Letter from Burma 6
February 9, 1935
Dear Mother Day,
How are you? I understand that Jimmie has pneumonia. I hope he is soon better. You have had such a hard time in your life, with your husband dying so suddenly, and now your son also being so ill. What will happen to Patrick if Jimmy dies? Is he in a good school? His mother died shortly after his birth, I seem to remember, and he is an only child.
We have had a very busy time of it this last week. And the mosquitoes have been unbearable.
We are trying our best to get some baby chickens. I put one hen on 10 eggs last Friday, and another one on the same number on Sunday. Today I put one hen on eight duck eggs. Perhaps Harold would be the one to ask about eggs, or does he only have pigs?
We have had a pleasant time with our friends the Newnhams who live in Pyningyi. We stayed overnight at Kanbauk, which is a tin mine similar to ours, where John Newnham is in charge, and then back to Pyningyi for tennis on Wednesday, and Tiffin with the Mayfields on Thursday.

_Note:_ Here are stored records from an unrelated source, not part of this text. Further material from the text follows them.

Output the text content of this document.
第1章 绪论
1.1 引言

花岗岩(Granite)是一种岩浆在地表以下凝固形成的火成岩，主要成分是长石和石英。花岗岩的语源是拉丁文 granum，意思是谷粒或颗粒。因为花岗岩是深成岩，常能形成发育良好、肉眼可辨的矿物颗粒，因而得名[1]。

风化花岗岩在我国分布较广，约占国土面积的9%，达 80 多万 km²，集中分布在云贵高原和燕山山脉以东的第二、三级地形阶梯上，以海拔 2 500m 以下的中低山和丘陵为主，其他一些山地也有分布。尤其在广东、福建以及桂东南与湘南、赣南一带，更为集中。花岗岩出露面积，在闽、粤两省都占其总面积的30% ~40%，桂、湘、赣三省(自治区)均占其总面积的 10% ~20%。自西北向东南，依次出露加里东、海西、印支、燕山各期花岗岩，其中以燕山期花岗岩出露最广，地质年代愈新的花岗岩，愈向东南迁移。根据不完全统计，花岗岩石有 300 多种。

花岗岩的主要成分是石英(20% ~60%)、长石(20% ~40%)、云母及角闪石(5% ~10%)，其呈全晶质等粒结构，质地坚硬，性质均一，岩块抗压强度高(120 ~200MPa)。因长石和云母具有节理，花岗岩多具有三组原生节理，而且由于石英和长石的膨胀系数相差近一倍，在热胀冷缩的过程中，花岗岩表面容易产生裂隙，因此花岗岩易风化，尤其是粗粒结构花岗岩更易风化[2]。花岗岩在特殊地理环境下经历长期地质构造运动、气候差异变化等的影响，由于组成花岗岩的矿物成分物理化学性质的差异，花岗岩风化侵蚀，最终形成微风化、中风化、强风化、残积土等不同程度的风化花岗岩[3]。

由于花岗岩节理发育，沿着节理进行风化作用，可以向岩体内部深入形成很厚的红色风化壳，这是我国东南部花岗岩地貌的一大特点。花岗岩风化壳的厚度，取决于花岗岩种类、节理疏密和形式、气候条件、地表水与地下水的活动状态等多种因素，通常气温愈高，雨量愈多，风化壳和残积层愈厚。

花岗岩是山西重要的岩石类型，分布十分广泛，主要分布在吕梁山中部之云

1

I expect Harold will know something about tin mining, so I will add in some details for you to pass on to him. At Kanbauk the lodes are often drusy. The area is very good for deposits of alluvial cassiterite. I don't know what it means, as I expect you don't – but I took notes when we were there, so I could remember what they were talking about.
Do you have flying squirrels in England? I can't remember. We certainly are entertained by the ones we have here. On Sunday we climbed round on the rocks,
and in the afternoon had a bathe. The weather was almost perfect.